We put a sticker inside each book that said, “This book is a gift from North Springfield Elementary School to:_______________.” After students chose their books, they wrote their names on the stickers. This prevented book mix-ups and let parents know where the books came from. Before the fair, we also had a student bookmark design contest and chose three winners from 87 entries. We printed 200 of each winning design and each student chose one to keep.

Hands down, this was the best book fair I’ve had. Student excitement was high! Several kids chose one book for themselves and one for a sibling. Although it was almost as tiring as a traditional fair, it wasn’t as stressful, because I didn’t have to deal with money. My main concern was collecting new books and thinking of ways to improve next year’s True Book FAIR.

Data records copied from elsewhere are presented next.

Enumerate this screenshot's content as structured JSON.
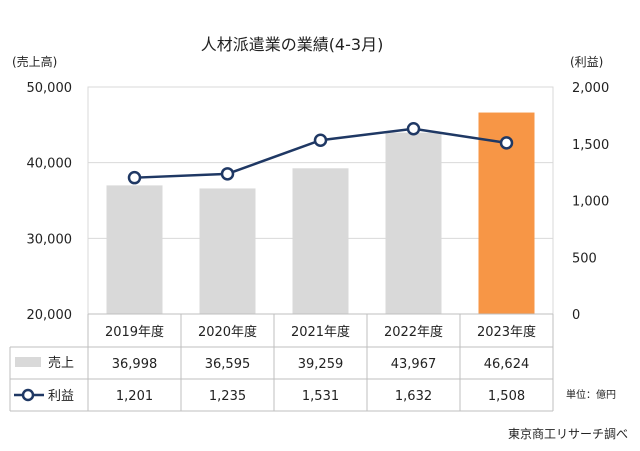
{
  "chart_data": {
    "type": "bar+line",
    "title": "人材派遣業の業績(4-3月)",
    "categories": [
      "2019年度",
      "2020年度",
      "2021年度",
      "2022年度",
      "2023年度"
    ],
    "left_axis": {
      "label": "(売上高)",
      "range": [
        20000,
        50000
      ],
      "ticks": [
        "20,000",
        "30,000",
        "40,000",
        "50,000"
      ],
      "tick_values": [
        20000,
        30000,
        40000,
        50000
      ]
    },
    "right_axis": {
      "label": "(利益)",
      "range": [
        0,
        2000
      ],
      "ticks": [
        "0",
        "500",
        "1,000",
        "1,500",
        "2,000"
      ],
      "tick_values": [
        0,
        500,
        1000,
        1500,
        2000
      ]
    },
    "series": [
      {
        "name": "売上",
        "kind": "bar",
        "axis": "left",
        "values": [
          36998,
          36595,
          39259,
          43967,
          46624
        ],
        "labels": [
          "36,998",
          "36,595",
          "39,259",
          "43,967",
          "46,624"
        ],
        "color": "#d9d9d9",
        "highlight_color": "#f79646",
        "highlight_index": 4
      },
      {
        "name": "利益",
        "kind": "line",
        "axis": "right",
        "values": [
          1201,
          1235,
          1531,
          1632,
          1508
        ],
        "labels": [
          "1,201",
          "1,235",
          "1,531",
          "1,632",
          "1,508"
        ],
        "color": "#1f3864"
      }
    ],
    "grid": true,
    "unit_note": "単位：億円",
    "source": "東京商工リサーチ調べ"
  }
}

Novel Nation fairs Melissa Corey, 2023 School Librarian of the Year finalist, also hosts free book fairs at Robidoux Middle School in St. Joseph, MO. She has two “Novel Nation Book Fairs” each year, relying on Title 1 funds and grants to purchase enough books so each student can choose three. Although Corey agrees that “traditional book fairs can be huge fundraising opportunities for libraries in need,” she advises school librarians to “ensure that literacy is a right and not a privilege.” Her advice: “Start small, seek out funding, and represent diverse voices.”


Online, in-store, & more

If you must host a fair to raise funds, consider a virtual, in-store, or weekend one. Purchases are private, which many parents appreciate. The virtual and in-store versions are a lot less work for you, and all three options don’t disrupt normal library services.

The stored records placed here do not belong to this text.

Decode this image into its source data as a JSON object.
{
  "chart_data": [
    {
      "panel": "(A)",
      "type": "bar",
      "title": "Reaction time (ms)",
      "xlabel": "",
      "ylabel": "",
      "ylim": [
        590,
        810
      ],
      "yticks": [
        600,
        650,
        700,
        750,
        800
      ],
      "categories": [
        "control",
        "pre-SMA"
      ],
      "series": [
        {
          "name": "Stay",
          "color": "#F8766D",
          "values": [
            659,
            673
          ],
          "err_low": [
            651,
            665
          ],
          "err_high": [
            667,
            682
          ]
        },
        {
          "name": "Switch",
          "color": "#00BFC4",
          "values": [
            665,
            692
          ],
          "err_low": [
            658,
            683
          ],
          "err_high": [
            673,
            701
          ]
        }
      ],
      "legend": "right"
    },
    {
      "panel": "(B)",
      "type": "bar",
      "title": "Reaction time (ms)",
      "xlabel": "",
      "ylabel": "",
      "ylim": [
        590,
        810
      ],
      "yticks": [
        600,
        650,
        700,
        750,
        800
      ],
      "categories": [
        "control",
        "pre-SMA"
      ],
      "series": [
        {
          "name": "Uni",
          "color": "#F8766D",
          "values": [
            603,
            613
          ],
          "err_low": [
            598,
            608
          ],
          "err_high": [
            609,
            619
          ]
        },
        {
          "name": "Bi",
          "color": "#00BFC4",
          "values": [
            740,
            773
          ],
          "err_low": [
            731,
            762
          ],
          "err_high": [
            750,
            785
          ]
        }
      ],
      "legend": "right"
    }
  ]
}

Love My Library  These online book fairs from Read-a-Thon are similar to Boosterthon fundraisers where families are encouraged to register and pledge money. Each student who registers gets a participation prize even if they don’t raise funds. Fifty percent of donations go to students to buy books or other items and 50 percent to the library. Profits can be taken as a Follett Titlewave gift card for books, 75 cents on the dollar in cash, or a combination of each. All orders get sent to the school.

Bookworm Central This small, Virginia-based business offers traditional in-school book fairs locally and online book fairs nationally. The online version lets the school select books, and purchases are shipped to students’ homes. The school gets 15 percent of profits in cash or 25 percent in books with a combination option. A book drive feature allows local businesses and the community to donate money to ensure all students can choose books. Bookworm Central also offers an online bookstore option that generates profits for the school throughout the year.

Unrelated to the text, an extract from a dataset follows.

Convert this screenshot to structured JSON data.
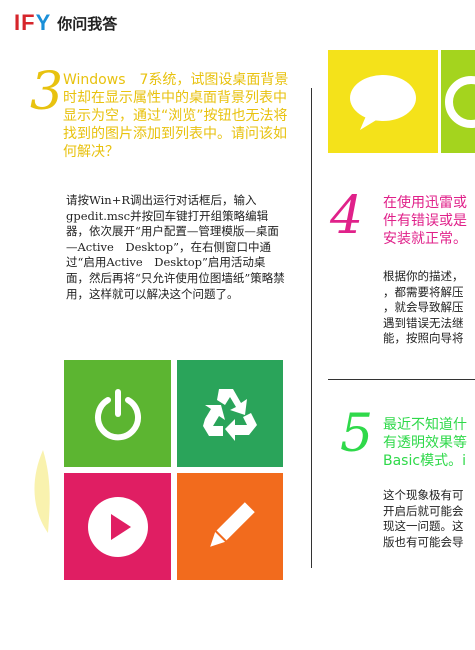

Barnes & Noble (in-store and virtual): You schedule a date with your local store and it provides vouchers to distribute. Vouchers must be presented at the store, so purchases are credited to the school’s account. Purchases can also be made online using an event ID number. Profits can be taken as a check or Barnes & Noble gift card. Percentages vary depending on total sales, with a gift card option providing a higher amount. For sales up to $1,500, schools receive five percent, and a gift card is the only option. Sales above $10,000 yield 10 percent by check or 15 percent as a store gift card.

Weekend events Moving fairs to after-school and weekend hours give students who can’t participate the ability to opt out. Carolyn Vibbert, librarian at Sudley Elementary School in Manassas, VA, experimented with a weekend fair in 2021, held Friday evening through Sunday afternoon. Her profits were close to those of fairs held during school hours. A main benefit: more family participation.

The library should promote free, open, and equitable access to books for all students. Yes, life can be unfair. Our students will have plenty of opportunities to learn that. They don’t have to learn it in the library.

Maura Madigan is an elementary school librarian in Fairfax County, VA.